New Zealand is a small  country with a reputation for  harbouring great talent. Its  national rugby team, the All Blacks, are  renowned as world leaders on the field.  Mountaineering legend Sir Edmund  Hillary, who made the first ascent of  Everest with Sherpa Tenzing Norgay,  also hails from the shaky isles. The nation  produces world-class artists, such  as opera singer Dame Kiri Te Kawana,  film-maker Peter Jackson, musicians the  Finn family, and indie pop up-and-comer  Kimbra.

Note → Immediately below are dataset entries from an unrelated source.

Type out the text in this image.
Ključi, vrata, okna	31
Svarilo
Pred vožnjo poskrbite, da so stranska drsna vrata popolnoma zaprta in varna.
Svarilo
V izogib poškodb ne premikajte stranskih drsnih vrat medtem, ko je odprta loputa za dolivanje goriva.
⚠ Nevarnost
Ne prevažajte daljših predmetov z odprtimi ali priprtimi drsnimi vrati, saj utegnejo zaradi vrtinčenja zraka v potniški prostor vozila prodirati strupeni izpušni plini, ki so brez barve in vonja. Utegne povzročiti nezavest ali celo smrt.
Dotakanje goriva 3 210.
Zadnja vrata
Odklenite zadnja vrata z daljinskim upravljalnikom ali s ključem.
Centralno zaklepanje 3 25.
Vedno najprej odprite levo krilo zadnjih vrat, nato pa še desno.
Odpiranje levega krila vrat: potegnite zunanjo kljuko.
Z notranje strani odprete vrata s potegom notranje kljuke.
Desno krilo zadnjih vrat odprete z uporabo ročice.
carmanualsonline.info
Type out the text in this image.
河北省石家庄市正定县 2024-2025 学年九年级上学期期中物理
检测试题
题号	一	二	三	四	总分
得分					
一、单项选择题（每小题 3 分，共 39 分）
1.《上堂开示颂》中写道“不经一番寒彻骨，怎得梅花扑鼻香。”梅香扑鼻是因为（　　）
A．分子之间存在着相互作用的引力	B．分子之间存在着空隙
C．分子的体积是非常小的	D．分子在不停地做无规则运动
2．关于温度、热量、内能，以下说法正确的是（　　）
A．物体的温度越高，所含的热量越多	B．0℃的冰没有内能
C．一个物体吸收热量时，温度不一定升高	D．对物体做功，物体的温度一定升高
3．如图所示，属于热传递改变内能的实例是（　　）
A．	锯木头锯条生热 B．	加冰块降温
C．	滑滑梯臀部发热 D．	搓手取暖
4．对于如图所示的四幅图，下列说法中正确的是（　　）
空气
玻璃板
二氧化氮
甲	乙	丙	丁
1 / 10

Similarly its sovereign wealth  fund, the $15.2 billion New Zealand  Superannuation Fund (NZ Super), executes  an investment strategy that is seen  globally is as something worth emulating.  NZ Super earns the highest  possible ranking on the SWF Institute’s  Linaburg-Maduell transparency index,  and ranked first in a 2007 review of  32 sovereign wealth funds in Edwin  Truman’s research paper, “A scoreboard  for sovereign wealth funds”, published by  the Peterson Institute for International  Economics.

It is also a research partner  at the Toronto-based International  Centre for Pension Management,  sitting alongside contemporaries such  as the Ontario Teachers’ Pension  Plan, CalPERS, Denmark’s ATP and  Australia’s Future Fund in setting a  research agenda for advancing pension  excellence.  NZ Super is known in the global  pensions community for its governance  policies. Typically, pension fund  governance is interpreted as relating  to the activities and behaviour of  boards. But NZ Super integrates good  governance throughout the fund so that  people in its three executive committees  – for leadership, investment, and risk and  portfolio monitoring – are accountable for  decisions at all levels of the organisation.  Consistent with its good governance,  NZ Super’s way of allocating assets and  working as a team to make investment  decisions has undergone a series of  refinements since the fund’s September  2003 inception.  The purpose of NZ Super, which  was seeded with $3.2 billion, is to reduce  the tax burden on future taxpayers who  will fund New Zealand Superannuation,  the retirement benefit paid to eligible  citizens by the Federal Government.  The size of the fund is not expected  to peak until today’s 19-year olds are  able to begin claiming the benefit in  2056. This timeframe means the fund  is in the enviable position of being truly  long term – and this is reflected in the  way it invests.